La crise qui a eu lieu récemment à la Compagnie sucrière sénégalaise (CSS) a connu d’autres développements. Les incidents ont attiré l’attention du préfet de Dagana sur un danger potentiel dont il n’avait pas forcément conscience. Mais désormais, il semble avoir mesuré tous les risques. Ainsi dans une correspondance datée du 12 janvier 2016, Moustapha Ndiaye demande au Directeur général de la sucrerie de Richard Toll de réglementer la circulation des coupe-coupe qu’utilisent ses employés.

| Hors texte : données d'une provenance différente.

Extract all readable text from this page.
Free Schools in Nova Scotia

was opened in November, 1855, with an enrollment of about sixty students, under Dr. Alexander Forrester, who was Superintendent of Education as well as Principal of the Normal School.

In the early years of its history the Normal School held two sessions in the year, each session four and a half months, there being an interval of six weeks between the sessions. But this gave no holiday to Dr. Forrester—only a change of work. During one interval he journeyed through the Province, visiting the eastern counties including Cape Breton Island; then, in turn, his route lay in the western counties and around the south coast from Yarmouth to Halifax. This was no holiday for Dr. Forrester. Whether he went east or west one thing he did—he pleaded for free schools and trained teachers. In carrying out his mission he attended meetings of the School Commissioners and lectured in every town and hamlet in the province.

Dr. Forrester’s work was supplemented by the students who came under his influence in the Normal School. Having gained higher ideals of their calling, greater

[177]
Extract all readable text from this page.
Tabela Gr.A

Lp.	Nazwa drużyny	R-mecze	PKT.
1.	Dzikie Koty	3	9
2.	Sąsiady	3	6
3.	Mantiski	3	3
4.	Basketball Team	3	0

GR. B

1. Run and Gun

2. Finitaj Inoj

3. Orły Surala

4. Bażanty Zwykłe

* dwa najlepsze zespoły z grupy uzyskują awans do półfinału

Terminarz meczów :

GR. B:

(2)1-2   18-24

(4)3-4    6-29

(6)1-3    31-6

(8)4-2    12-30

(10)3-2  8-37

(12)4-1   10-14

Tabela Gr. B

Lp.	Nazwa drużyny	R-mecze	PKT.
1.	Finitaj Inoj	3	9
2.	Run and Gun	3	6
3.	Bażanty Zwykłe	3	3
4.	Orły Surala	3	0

‘’Il m’a été donné de constater qu’une bonne partie de vos travailleurs, plus précisément les coupeurs de cannes, utilisent les coupe-coupe comme outil de travail mais circulent également avec ces armes en dehors de leur lieu de travail. Cette situation, en dehors du danger et de la menace qu’elle constitue pour la sécurité des populations et de vos employés, est contraire à la règlementation.’’

Pour ces raisons susmentionnées, le pouvoir déconcentré rappelle à la société de Mimran la nécessité de se conformer à la législation en vigueur en matière de port d’arme. Laquelle loi interdit, ‘’sauf autorisation expresse de l’autorité compétente, le port d’arme blanche sur toute l’étendue du territoire. ‘’Par conséquent, je vous demande de prendre toutes les mesures nécessaires à faire cesser la circulation de ces armes qui ne peuvent être détenues ou portées que là où leur utilisation a un sens’’, ordonne l’autorité.

Du côté de la CSS, l’on se montre favorable à une telle décision. Mais les responsables comptent y aller avec tact en favorisant la communication et le dialogue. En effet, explique-t-on, avec les derniers évènements des 1er, 2, 3 et 4 janvier derniers, tout retrait de l’outil de travail pourrait être interprété par les travailleurs comme une stratégie de licenciement qui ne dit pas son nom. Ce qui peut déclencher d’autres mouvements.

69 frondeurs licenciés

L’entreprise affirme que depuis que les machines ont commencé à tourner, il n’y a eu de graves problèmes que quatre fois. La première grève date de 1984, la deuxième, de 2000 et la troisième et la quatrième respectivement en 2015 et 2016. Ce qui fait que durant toute son existence, la société a toujours doté ses travailleurs de coupe-coupe. Environ 1 800 par an, confie-t-on. Ce qui fait un nombre important. Seulement, les incidents qui ont eu lieu du 1er au 4 janvier ont montré qu’il y a un risque réel. 300 travailleurs se sont dressés face aux forces de l’ordre avec leurs machettes.

La quinzaine d’hommes de tenue de la brigade de Richard Toll a été vraiment insignifiante devant cette petite armée en face. Il a fallu un renfort de 150 hommes pour venir à bout d’un groupe déterminé. D’ailleurs, une quinzaine de personnes accusées d’avoir exercé des actes de violences sur certains ouvriers et responsables ont été arrêtées et jusqu’ici pas encore libérées. Ces travailleurs réclamaient une augmentation de salaire. Une demande à laquelle la CSS dit avoir satisfaite depuis l’année dernière. Et cette fois, la direction n’a pas tremblé car 69 ouvriers parmi les frondeurs ont été licenciés. Surtout que ces 4 jours de perturbation ont occasionné à la sucrerie des pertes financières estimées à des centaines de millions de F CFA.